O veredicto da Uber, proferido em Phoenix, Arizona, marca um desenvolvimento significativo nas batalhas legais em andamento contra a gigante de compartilhamento de viagens. De acordo com o The Verge, a decisão pode impactar milhares de outros casos consolidados no tribunal federal dos EUA. A decisão do júri destaca a responsabilidade da empresa em garantir a segurança dos passageiros.
Enquanto isso, na Espanha, a busca por uma mulher de 45 anos desaparecida desde que foi arrastada por um rio em Málaga continuou, enquanto a Tempestade Leonardo castigava a Andaluzia. A Euronews informou que a mulher estava tentando resgatar seu cachorro quando o incidente ocorreu. A polícia mobilizou equipes aéreas e caninas nos esforços de busca. A tempestade também forçou evacuações e fechamentos de estradas em toda a região, com engenheiros inspecionando as fundações de edifícios em Cádis após danos causados pela água.

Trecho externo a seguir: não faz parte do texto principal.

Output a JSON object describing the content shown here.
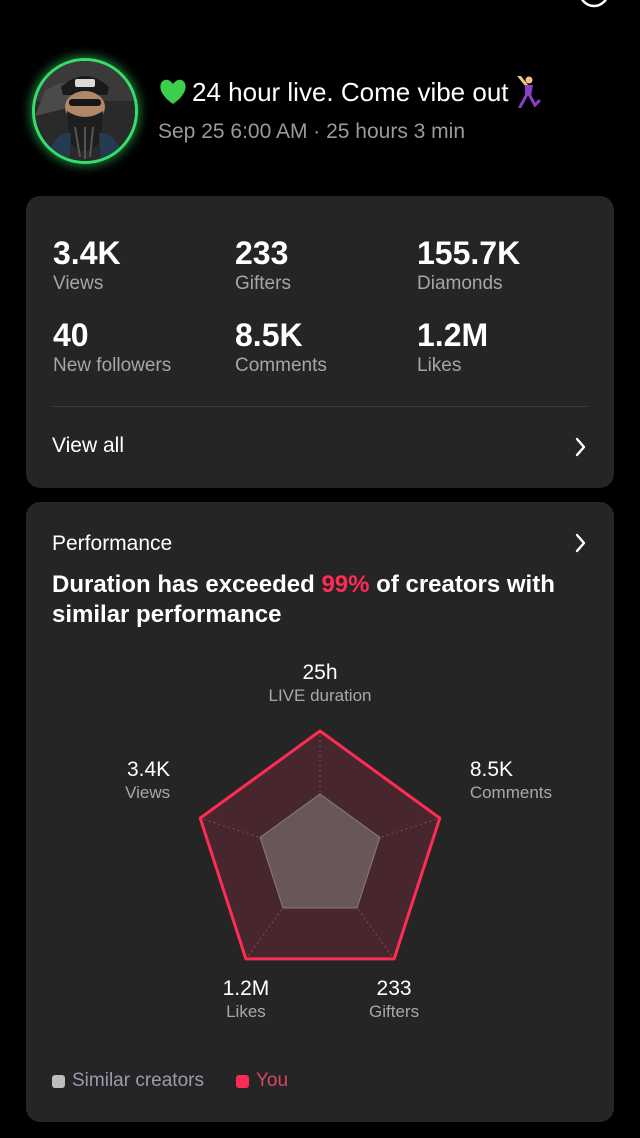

Em outras notícias, os reguladores da UE expressaram preocupações sobre o design viciante do TikTok, potencialmente colocando a plataforma de mídia social em violação da Lei de Serviços Digitais (DSA). O The Verge informou que as descobertas preliminares da Comissão Europeia podem levar a multas significativas e mudanças necessárias no design do aplicativo.
A Waymo, subsidiária da Alphabet que desenvolve tecnologia de veículos autônomos, enfrentou dificuldades em Washington, D.C., apesar de seus planos de expansão e da recente rodada de financiamento. A Wired observou que a empresa, que opera robotáxis em seis cidades e planeja lançar em outras doze, encontrou um "período difícil" na capital do país, onde começou a testar em 2024.
Além disso, a NASA continuou a lidar com vazamentos de hidrogênio no foguete Space Launch System (SLS), causando mais atrasos. A Ars Technica informou que o problema, que anteriormente causou meses de atrasos, ressurgiu durante um teste de abastecimento, adiando o lançamento da missão Artemis II até março.